14 julio, 2024
Las Noches Icónicas del Colón descubrieron en su edición de abril a la joven perla brasileña de la bossa nova.

Un joven elegante, espigado, con melena rizada afro. Apenas una perilla incipiente. Aparece en el escenario con timidez, subiendo a las tablas como quien pide permiso. Un flaquito de Sao Paulo cubierto de un aura atemporal, de un perfume de clásico. Se sienta en el taburete en la colorida Librería del Gran Meliá Colón, agarra su guitarra sin trastes (sin guías con las que orientarse), el repertorio de la noche apuntado a mano en una pequeña libretita. La escena es del jueves central del pasado mes de abril, pero el espíritu y la presencia de Will Santt (no obstante lo cual, un asiduo de las redes sociales) encajaría igualmente cincuenta años atrás. Lo mismo en sepia que en color.

El músico brasileño ha sido, sin duda, la apuesta más arriesgada de la programación de las íntimas Noches Icónicas del Colón. Un imberbe desconocido en su primera visita a España (sexto show en Europa), sin ni un primer disco aún publicado, únicamente un par de canciones en Spotify y algunas huellas digitales que indagar. Y es una verdadera celebración de amor al arte y del buen gusto, que una organización tan potente como la de Icónica abra sus puertas a los nuevos artistas que alumbran el mundo. Una bendición para el músico inédito y su espectador, el de prestarse mutuamente las atenciones precisas para dejar al descubierto las nuevas buenas músicas.

Will Santt repasó durante hora y media, a guitarra y voz, una importante muestra de lo mejor del repertorio popular brasileño. La bossa nova en todas sus ramas, la samba, el toque afro, calypso chachachá y otros palos autóctonos. Y entre clásico y clásico (standards como Desafinado, Samba da minha terra, O Pato, Eu se que vou te amar – improvisada a petición expresa del público para cerrar la velada-), temas de autoría propia que integrarán su estreno discográfico, previsiblemente público este verano: Máquina do tempo, Aranhol, Dona do mar, Anil Divinil

Tiene Brasil la melancolía más bella del planeta. Esa saudade que Will hila con finura y destreza, con un susurro celestial de melismas y hermosos glissandos que nos remiten a los discos que todos escuchamos y sembraron el concepto universal de la música brasilera. A Caetano, a Jobim. Con la pericia física y armónica de mano izquierda que exige lo brasileño, con el latir a la diestra. Con una dulce voz de seda que le saca todo el brillo a la musicalidad innata de la lengua portuguesa. Dominando los silencios, las sutilezas del cantar, con la emoción contenida que mece las melodías de estas canciones, que teletransportan a las arenas cristalinas de las playas en que Vinícius de Moraes y Antonio Carlos Jobim miraban pasar a las garotas camino del mar.
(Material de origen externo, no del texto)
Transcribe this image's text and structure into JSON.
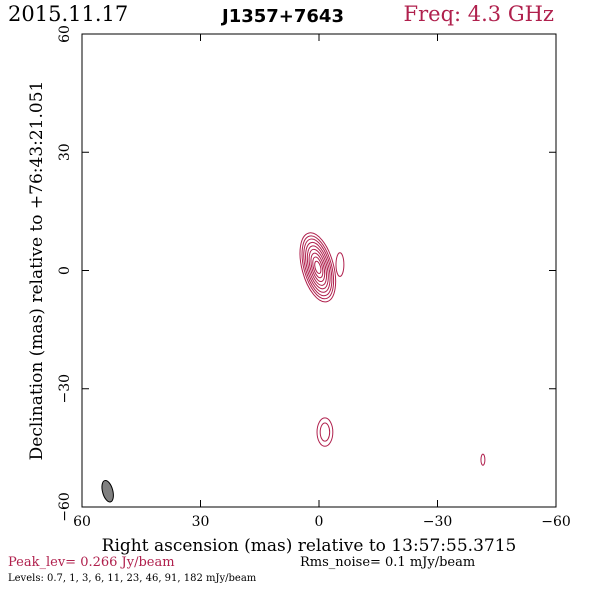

Con Will me pasó como con otros jóvenes artistas en su momento, me deslumbró la estela de gran artista que le sigue. Esa sensación de estar ante algo grande. No siempre es tan evidente, en ocasiones hay que estar atento a pequeños detalles. Como la primera vez de Silvana Estrada; María José Llergo sin, entonces, su primer disco; o una anónima Rosalía que hilvanaba junto a Refrëe los primeros trazos de Los Ángeles. El momento preciso antes de la explosión, un artista inicial en el calentamiento de su primer punto de ebullición. La fotografía previa a que todo ocurra, el instante en que se para el tiempo. Aquello que sucede antes de que se inicie la trama. La historia que podría escribirse en el margen de la página, la prehistoria de un artista, cuando las raíces emergen. Aquella noche de jueves, hasta al barman le sonaron a bossa nova los hielos al caer en la copa.